Valutare lo sviluppo delle cellule murine plasmocitoidi dendritiche in placche del Peyer Utilizzando trasferimento adottivo di ematopoietiche Progenitori
Summary
Questo protocollo descrive procedure sperimentali per valutare la differenziazione delle cellule dendritiche plasmacitoidi in placche di Peyer da progenitori comuni cellule dendritiche, utilizzando tecniche che comportano l'isolamento FACS-mediata delle cellule, il trasferimento genico idrodinamico, e analisi del flusso di sottoinsiemi immuni in placche di Peyer.
Abstract
Dettagli Questo protocollo un metodo per analizzare la capacità di progenitori ematopoietici purificati per generare cellule dendritiche plasmacitoidi (PDC) in cerotto intestinale del Peyer (PP).
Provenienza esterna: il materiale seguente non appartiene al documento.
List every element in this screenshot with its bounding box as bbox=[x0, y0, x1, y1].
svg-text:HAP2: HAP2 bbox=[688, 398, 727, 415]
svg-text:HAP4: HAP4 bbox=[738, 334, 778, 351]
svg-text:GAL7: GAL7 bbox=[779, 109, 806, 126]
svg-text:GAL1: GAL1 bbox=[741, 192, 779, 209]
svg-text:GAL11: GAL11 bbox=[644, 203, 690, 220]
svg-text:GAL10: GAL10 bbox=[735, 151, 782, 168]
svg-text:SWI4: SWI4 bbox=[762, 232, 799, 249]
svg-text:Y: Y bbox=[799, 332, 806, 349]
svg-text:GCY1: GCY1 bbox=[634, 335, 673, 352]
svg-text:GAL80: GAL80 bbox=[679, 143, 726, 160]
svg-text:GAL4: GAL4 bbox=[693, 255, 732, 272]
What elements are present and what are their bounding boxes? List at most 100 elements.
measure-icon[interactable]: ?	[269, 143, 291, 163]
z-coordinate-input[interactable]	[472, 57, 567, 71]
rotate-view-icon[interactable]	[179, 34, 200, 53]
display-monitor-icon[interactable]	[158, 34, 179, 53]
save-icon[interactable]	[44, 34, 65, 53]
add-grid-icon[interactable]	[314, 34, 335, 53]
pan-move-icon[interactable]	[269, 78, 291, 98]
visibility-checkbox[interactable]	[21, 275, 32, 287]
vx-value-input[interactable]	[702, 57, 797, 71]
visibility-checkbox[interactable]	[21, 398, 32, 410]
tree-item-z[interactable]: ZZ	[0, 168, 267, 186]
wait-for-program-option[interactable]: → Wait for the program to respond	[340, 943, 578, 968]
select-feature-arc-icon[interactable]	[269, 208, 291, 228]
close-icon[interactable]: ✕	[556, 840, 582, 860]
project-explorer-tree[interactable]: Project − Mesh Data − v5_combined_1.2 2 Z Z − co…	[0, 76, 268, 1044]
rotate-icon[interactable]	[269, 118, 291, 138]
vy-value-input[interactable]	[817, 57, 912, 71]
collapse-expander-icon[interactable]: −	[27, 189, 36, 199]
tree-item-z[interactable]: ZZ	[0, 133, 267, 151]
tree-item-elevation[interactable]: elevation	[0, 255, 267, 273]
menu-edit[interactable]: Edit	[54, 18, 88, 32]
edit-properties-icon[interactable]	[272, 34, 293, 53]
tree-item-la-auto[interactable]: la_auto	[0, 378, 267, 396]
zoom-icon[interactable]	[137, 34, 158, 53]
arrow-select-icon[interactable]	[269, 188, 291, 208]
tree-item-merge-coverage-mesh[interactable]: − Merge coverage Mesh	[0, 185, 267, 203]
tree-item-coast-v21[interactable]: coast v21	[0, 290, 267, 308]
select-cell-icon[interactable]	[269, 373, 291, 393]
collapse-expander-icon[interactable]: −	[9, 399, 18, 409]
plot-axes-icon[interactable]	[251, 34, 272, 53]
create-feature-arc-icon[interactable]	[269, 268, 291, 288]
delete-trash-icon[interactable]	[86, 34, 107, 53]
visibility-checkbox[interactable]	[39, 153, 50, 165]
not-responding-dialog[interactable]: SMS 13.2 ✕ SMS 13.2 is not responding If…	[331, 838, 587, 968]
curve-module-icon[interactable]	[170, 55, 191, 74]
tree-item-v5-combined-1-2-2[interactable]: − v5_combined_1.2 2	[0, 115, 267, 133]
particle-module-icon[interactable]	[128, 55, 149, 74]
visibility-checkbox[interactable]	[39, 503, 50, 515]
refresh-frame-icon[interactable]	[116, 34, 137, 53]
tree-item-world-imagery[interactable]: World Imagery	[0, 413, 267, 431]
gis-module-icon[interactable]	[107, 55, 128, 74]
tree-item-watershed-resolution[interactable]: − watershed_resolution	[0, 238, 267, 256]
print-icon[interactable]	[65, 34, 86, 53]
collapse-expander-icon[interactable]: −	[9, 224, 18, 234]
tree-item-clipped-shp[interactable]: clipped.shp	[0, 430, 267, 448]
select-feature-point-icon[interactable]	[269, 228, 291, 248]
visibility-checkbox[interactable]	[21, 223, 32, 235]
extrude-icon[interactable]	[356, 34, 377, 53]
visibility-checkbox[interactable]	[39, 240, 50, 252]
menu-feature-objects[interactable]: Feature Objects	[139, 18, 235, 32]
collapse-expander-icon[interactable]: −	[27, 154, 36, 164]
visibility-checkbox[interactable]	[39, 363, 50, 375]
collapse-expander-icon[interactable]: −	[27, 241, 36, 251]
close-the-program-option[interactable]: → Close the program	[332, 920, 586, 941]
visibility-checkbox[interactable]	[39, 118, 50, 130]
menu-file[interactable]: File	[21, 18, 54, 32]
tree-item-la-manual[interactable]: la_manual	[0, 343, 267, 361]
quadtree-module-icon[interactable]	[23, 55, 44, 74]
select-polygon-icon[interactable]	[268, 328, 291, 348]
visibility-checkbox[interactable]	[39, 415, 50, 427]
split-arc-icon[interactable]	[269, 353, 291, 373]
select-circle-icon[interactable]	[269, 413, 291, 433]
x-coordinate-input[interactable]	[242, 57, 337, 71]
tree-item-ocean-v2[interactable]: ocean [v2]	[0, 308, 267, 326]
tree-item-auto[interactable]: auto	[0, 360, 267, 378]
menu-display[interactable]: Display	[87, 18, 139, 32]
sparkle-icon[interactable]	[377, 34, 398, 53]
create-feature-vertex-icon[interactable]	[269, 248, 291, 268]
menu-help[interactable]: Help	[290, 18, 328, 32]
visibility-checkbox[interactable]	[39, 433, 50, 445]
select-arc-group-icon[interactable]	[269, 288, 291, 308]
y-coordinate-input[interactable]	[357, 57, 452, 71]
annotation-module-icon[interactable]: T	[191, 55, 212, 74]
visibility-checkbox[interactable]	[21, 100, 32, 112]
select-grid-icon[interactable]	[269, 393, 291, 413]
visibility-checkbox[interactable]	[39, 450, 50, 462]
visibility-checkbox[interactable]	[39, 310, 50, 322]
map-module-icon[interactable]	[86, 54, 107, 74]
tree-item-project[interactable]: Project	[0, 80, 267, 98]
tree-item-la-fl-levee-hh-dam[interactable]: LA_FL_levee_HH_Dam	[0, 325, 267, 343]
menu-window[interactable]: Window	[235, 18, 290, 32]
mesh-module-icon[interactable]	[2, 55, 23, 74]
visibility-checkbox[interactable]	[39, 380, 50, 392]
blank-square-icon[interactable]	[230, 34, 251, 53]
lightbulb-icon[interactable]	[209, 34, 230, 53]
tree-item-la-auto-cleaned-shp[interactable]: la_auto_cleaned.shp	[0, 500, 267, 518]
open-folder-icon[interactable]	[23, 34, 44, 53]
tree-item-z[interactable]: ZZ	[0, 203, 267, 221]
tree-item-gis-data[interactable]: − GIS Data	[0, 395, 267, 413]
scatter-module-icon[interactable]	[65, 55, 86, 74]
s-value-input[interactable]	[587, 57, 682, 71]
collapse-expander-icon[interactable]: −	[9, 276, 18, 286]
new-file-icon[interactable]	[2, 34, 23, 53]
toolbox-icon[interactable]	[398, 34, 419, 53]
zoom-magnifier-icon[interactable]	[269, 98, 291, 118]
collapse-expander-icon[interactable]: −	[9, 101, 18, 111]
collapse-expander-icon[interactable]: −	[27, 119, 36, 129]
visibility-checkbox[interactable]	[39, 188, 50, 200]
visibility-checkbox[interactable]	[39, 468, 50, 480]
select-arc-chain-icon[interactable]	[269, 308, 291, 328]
Progenitori delle cellule dendritiche comuni (CDP, lin – c-kit lo CD115 + Flt3 +) sono state purificate dal midollo osseo di topi C57BL6 da FACS e trasferiti a topi riceventi che mancano di una popolazione significativa PDC in PP, in questo caso, IFNAR – / – topi sono stati usati come destinatari di trasferimento. In alcuni topi, l'iperespressione del fattore di crescita delle cellule dendritiche ligando di Flt3 (Flt3L) è stato applicato prima adottivi trasferimento di CDP, utilizzando idrodinamica trasferimento di geni (HGT), del Flt3L-plasmide codificante. Flt3L sovraespressione espande popolazioni DC provenienti dalla trasferiti (o endogeni) progenitori ematopoietici. A 7-10 giorni dopo il trasferimento progenitore, pDCs che nascono dai progenitori adoptively ceduti sono stati distinti da cellule riceventi sullabase di espressione marcatore CD45, con pDCs da CDP trasferiti essere CD45.1 + e destinatari di essere CD45.2 +. La capacità di CDP trasferiti a contribuire alla popolazione pDC in PP e di rispondere alle Flt3L è stata valutata mediante citometria a flusso di PP sospensioni di cellule singole da topi riceventi. Questo metodo può essere utilizzato per verificare se altre popolazioni progenitrici sono in grado di generare PP pDCs. Inoltre, questo approccio potrebbe essere utilizzato per esaminare il ruolo dei fattori che si prevede di influenzare lo sviluppo PDC in PP, trasferendo sottoinsiemi progenitrici con un atterramento opportuno, knockout o sovraespressione del fattore putativo di sviluppo e / o manipolando citochine circolanti via HGT . Questo metodo può anche permettere un'analisi di come pDCs PP influenzano la frequenza o la funzione di altri sottoinsiemi immuni in PP. Una caratteristica unica di questo metodo è l'uso di IFNAR – / – mice, che mostrano gravemente impoverito PP pDCs relative al tipo di animali selvatici, così allowing ricostituzione di PP pDCs in assenza di effetti confondenti da irradiazione letale.
Introduction
Qui, dimostriamo un protocollo per valutare se progenitori delle cellule dendritiche comuni (CDP) sono in grado di dare luogo alla cellule dendritiche plasmacitoidi (PDC), la popolazione in patch di Peyer (PP). L'obiettivo generale di questo metodo è stato quello di valutare la regolamentazione dello sviluppo di pDCs in patch di Peyer (PP pDCs). Il motivo per questo è importante è che pDCs PP differiscono da pDCs trovati in altri tessuti, compreso il midollo osseo, sangue e milza, e pertanto non è chiaro se pDCs PP e altre popolazioni PDC sono evolutivamente e / o funzionalmente connesse. In particolare, pDCs sono ampiamente conosciuto per essere il principale tipo I (IFN) i produttori all'interno del sistema ematopoietico, rispondendo a Toll-like receptor 7 e 9 (TLR7 / 9) stimolazione da una rapida secrezione di IFN 1-3. Tuttavia, pDCs PP sono carenti nella produzione di IFN di tipo I in risposta alla stimolazione TLR agonisti 4,5. Inoltre, PP pDCs anche differire dal pDCs trovano nel midollo osseo e nella milza inrichiede segnali dal interferone di tipo I (IFN) recettore (IFNAR1) o la IFN segnalazione STAT1 molecola per il loro sviluppo e / o l'accumulo 5. Questi dati hanno suggerito la possibilità che meccanismi regolatori distinti controllano pDCs PP rispetto pDCs in altri organi (pe midollo osseo, milza) 5.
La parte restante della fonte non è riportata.